Relative internal rotation of the right hip joint is produced by these 5 real bone motion combinations:

  1. Pelvis stationary, femur internally rotates

    • Distal bone motion and relative joint motion are the same.

  2. Pelvis rotates to the right, femur is stationary

    • Proximal bone motion is opposite the direction of internal rotation in the transverse plane, but results in relative internal rotation.

  3. Pelvis rotates to the left, femur internally rotates faster than the pelvis

    • Both bones moving in the same direction, and if they move at the same rate, there will be no relative joint motion.  With the distal bone moving faster, the real femur motion and the relative hip joint motion are the same.

  4. Pelvis rotates to the right, femur rotates externally slower than the pelvis

    • The bones are moving in the same direction. The proximal bone (pelvis) is moving faster than the femur. Although the femur is externally rotating, the relative hip joint motion is internal rotation.

  5.  Pelvis rotates to the right, femur internally rotates

    • The bones are rotating in opposite directions.  The real bone motion of the femur and the relative hip motion are the same, but the amount of hip internal rotation is increased by the pelvis rotation to the right.

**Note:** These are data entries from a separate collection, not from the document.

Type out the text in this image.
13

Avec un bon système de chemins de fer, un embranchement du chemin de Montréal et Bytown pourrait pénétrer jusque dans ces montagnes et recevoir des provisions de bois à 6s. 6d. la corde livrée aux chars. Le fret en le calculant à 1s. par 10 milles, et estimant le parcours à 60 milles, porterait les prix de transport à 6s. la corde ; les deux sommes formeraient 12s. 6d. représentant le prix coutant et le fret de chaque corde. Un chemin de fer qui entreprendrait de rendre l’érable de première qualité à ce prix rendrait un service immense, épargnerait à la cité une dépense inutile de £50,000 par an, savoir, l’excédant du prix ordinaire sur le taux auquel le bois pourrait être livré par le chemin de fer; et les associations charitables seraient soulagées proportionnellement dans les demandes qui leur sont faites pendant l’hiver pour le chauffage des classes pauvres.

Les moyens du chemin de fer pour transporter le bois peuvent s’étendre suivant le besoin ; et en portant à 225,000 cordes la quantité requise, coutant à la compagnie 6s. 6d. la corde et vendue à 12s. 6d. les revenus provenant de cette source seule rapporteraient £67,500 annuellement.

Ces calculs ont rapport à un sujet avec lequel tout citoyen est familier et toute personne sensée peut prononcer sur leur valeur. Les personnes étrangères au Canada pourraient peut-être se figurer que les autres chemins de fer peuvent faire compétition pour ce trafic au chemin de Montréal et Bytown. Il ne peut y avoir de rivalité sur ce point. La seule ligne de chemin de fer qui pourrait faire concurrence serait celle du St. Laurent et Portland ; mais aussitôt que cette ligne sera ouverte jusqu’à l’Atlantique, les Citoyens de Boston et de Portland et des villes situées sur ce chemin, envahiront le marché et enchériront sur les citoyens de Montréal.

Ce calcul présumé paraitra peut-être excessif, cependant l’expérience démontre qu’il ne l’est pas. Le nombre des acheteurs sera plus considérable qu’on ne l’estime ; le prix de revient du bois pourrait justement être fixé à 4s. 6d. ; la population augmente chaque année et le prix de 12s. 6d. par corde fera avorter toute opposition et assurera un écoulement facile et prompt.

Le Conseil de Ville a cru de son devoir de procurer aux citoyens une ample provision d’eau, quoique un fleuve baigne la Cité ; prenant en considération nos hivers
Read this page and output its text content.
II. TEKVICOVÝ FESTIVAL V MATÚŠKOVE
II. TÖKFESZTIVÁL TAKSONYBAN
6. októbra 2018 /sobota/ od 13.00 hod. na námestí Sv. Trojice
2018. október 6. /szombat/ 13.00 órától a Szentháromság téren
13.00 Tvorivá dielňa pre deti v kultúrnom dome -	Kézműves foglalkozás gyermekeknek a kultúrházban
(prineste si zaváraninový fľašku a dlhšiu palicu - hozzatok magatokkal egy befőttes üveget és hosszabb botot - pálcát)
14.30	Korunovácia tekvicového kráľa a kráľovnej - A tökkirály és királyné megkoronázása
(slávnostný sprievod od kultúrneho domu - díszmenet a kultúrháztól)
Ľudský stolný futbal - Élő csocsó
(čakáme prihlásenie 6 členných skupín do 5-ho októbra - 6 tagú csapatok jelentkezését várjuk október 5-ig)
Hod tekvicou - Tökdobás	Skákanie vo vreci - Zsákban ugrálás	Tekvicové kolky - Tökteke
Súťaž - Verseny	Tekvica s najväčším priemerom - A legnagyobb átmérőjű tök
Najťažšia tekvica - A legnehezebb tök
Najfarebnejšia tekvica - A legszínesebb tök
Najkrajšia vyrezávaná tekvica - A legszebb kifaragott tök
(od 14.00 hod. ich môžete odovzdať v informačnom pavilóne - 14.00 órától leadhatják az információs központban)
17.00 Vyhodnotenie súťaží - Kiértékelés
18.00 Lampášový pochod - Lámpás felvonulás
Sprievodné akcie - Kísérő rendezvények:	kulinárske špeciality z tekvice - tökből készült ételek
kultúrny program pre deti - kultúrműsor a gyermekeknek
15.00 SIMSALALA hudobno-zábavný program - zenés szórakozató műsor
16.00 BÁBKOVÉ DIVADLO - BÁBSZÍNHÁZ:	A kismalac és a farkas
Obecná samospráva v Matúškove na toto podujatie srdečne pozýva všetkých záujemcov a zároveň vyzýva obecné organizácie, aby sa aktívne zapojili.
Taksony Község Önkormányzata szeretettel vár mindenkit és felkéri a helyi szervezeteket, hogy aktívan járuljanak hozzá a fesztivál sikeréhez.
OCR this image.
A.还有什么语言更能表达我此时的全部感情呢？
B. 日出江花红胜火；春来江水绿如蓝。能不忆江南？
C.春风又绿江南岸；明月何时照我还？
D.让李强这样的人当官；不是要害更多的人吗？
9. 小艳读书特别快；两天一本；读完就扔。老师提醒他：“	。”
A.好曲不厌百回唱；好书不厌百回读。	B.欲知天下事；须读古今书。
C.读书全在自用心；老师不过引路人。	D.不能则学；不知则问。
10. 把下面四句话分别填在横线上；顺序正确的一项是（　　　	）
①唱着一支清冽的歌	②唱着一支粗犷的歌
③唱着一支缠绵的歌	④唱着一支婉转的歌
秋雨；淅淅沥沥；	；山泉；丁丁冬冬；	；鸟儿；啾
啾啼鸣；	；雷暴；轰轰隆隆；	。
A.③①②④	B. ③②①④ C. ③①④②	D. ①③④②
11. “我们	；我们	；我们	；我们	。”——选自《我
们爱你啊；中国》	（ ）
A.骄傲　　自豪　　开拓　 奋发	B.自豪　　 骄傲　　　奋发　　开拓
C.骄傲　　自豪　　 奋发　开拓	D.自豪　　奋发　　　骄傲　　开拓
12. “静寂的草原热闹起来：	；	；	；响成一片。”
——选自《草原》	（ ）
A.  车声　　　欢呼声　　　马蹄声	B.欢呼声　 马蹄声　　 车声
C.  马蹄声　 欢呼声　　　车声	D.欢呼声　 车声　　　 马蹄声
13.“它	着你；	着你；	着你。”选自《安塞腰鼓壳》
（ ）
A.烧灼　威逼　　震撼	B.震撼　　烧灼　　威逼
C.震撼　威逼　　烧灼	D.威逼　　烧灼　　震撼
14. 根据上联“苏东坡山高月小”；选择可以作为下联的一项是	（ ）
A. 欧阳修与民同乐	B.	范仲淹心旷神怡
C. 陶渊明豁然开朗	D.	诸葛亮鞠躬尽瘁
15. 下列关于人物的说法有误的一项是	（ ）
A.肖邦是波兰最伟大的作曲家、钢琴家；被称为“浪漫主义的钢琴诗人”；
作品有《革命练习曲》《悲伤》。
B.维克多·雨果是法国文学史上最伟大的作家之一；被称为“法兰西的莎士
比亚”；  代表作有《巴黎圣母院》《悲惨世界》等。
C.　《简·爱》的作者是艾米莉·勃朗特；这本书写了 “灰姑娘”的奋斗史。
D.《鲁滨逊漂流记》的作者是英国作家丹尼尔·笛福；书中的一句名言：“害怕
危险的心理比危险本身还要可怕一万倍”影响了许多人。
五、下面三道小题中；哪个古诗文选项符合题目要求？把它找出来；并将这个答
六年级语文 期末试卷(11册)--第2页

For a specific activity, it is also important to determine what forces are driving the bones to move.  These forces can physical (e.g gravity) and biological (e.g muscles).  This is particularly important when both bones are moving in the same direction.  The direction and strength of the driver will determine which bone moves faster.  Forces from below the joint (bottom-up driver) will usually make the distal bone move faster.  Forces from above the joint (top-down driver) usually will make the proximal bone move faster.

The 3D Movement Analysis and Performance System uses the feet, hands, and eyes as drivers (both top-down and bottom-up) in combination with gravity, ground reaction force, and momentum to analyze global movements.  Then the movements can be tweaked in the Performance System to emphasize one of the drivers, thereby creating any one of the 5 different real bone motion combinations that produce the same relative joint motion.